The urgent need to incentivize forest ecology improvement above extractive logging…
California’s annual fire season once was made up of scattered wildfires that have been a part of forested and grassland ecologies for millennia, where fires caused damage of little consequence to healthy tree stands, burning out crowded understory and sapling overgrowth, maintaining healthy forest structure and genetic diversity. In less than 20 years this “fire season” has progressed to multiple annual catastrophic fires burning from July well into early winter, having increasing fatal and disastrous effect to human lives, entire townships, and to the land with which social, ecologic and economic well-being are so intimately intertwined. Not only are we losing increasingly massive stands of carbon sequestering forestland each year, but these fires are in turn pumping massive amounts of CO2 into the atmosphere as they burn. It has become an imperative that we restore what remains of the forests—one of California’s main sources of carbon sequestration.
The even-age growth from post clear cutting that we see today have created the conditions for the catastrophic fires raging annually.
98% of California forestland (nearly 50% of which is privately owned) is recovering from clear-cut forestry, which is still legal on private lands and widely practiced. Much of that forestland is 3rd, 4th and 5th generation grow back from multiple clear cuts and is in deep need of tending in order to bring it to a state of health and fire resilience.

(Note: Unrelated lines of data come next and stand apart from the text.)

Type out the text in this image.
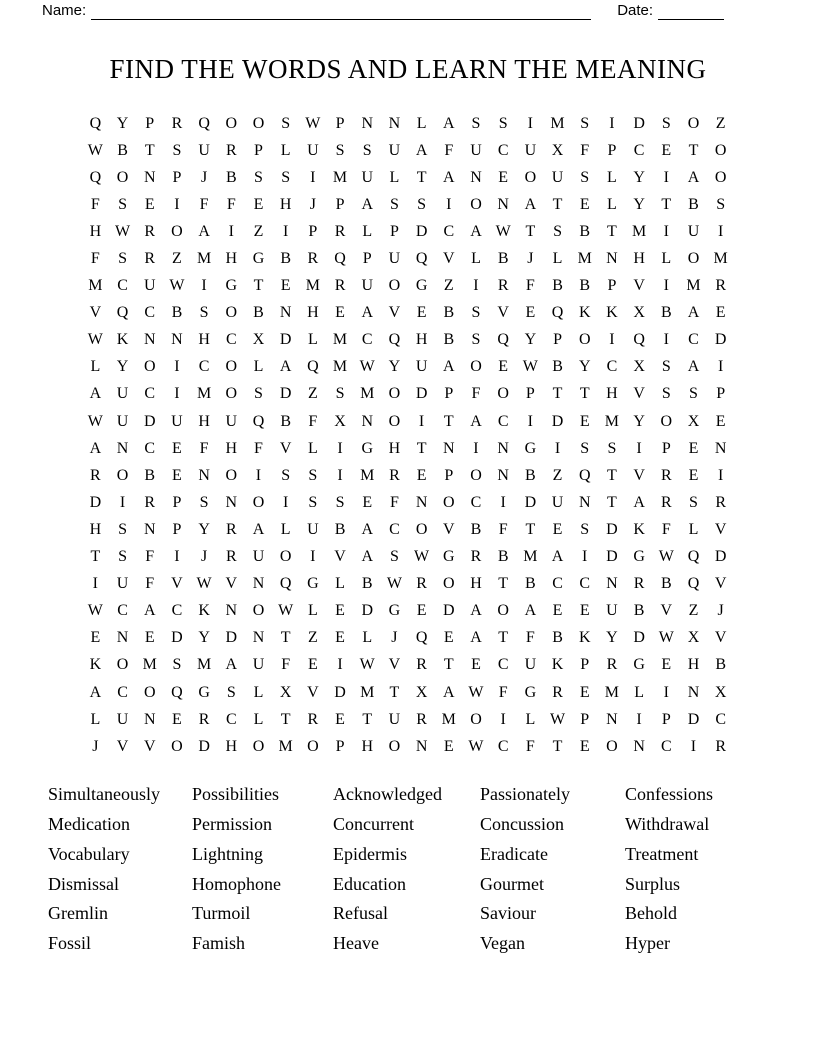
Name:	Date:
FIND THE WORDS AND LEARN THE MEANING
Q Y	P	R	Q O O	S W P	N N	L	A	S	S	I	M S	I	D	S	O	Z
W B	T	S	U	R	P	L	U	S	S	U A	F	U	C	U X	F	P	C	E	T	O
Q O N	P	J	B	S	S	I	M U	L	T	A N	E	O U	S	L	Y	I	A O
F	S	E	I	F	F	E	H	J	P	A	S	S	I	O N A	T	E	L	Y	T	B	S
H W R	O A	I	Z	I	P	R	L	P	D	C	A W T	S	B	T M	I	U	I
F	S	R	Z M H G	B	R	Q	P	U Q V	L	B	J	L M N H	L	O M
M C	U W	I	G	T	E M R	U O G	Z	I	R	F	B	B	P	V	I	M R
V Q	C	B	S	O	B	N H	E	A V	E	B	S	V	E	Q K K X	B	A	E
W K N N H	C	X D	L M C	Q H	B	S	Q Y	P	O	I	Q	I	C	D
L	Y O	I	C	O	L	A Q M W Y U A O	E W B	Y	C	X	S	A	I
A U	C	I	M O	S	D	Z	S M O D	P	F	O	P	T	T	H V	S	S	P
W U D U H U Q	B	F	X N O	I	T	A	C	I	D	E M Y O X	E
A N	C	E	F	H	F	V	L	I	G H	T	N	I	N G	I	S	S	I	P	E	N
R	O	B	E	N O	I	S	S	I	M R	E	P	O N	B	Z	Q	T	V	R	E	I
D	I	R	P	S	N O	I	S	S	E	F	N O	C	I	D U N	T	A	R	S	R
H	S	N	P	Y	R	A	L	U	B	A	C	O V	B	F	T	E	S	D K	F	L	V
T	S	F	I	J	R	U O	I	V A	S W G	R	B M A	I	D G W Q D
I	U	F	V W V N Q G	L	B W R	O H	T	B	C	C	N	R	B	Q V
W C	A	C	K N O W L	E	D G	E	D A O A	E	E	U	B	V	Z	J
E	N	E	D Y D N	T	Z	E	L	J	Q	E	A	T	F	B	K Y D W X V
K O M S M A U	F	E	I	W V	R	T	E	C	U K	P	R	G	E	H	B
A	C	O Q G	S	L	X V D M T	X A W F	G	R	E M L	I	N X
L	U N	E	R	C	L	T	R	E	T	U	R M O	I	L W P	N	I	P	D	C
J	V V O D H O M O	P	H O N	E W C	F	T	E	O N	C	I	R
Simultaneously
Medication
Vocabulary
Dismissal
Gremlin
Fossil
Possibilities
Permission
Lightning
Homophone
Turmoil
Famish
Acknowledged
Concurrent
Epidermis
Education
Refusal
Heave
Passionately
Concussion
Eradicate
Gourmet
Saviour
Vegan
Confessions
Withdrawal
Treatment
Surplus
Behold
Hyper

Best-practices forest stewardship that thin overburdened stands of fire-fuel loads, that assists in genetic, age, and species diversification; watershed restoration; and natural succession (the gradual process by which ecosystems change and develop over time); is one of our greatest hopes for long term environmentally based carbon sequestration throughout California.
Healthy forests provide a multitude of benefits beyond carbon sequestration and mitigated fire risk.
The unfortunate reality is that currently landowners are well compensated for timber felled by clear cutting which also costs far less then if they were to choose selective tree thinning methods. This is among other real challenges to making a shift to restorative forestry stewardship a standard.
However, the FRG has identified real solutions to the ends of main-streamed best-practices forest stewardship by revitalizing a localized forest product industry sourced only from forest improvement projects.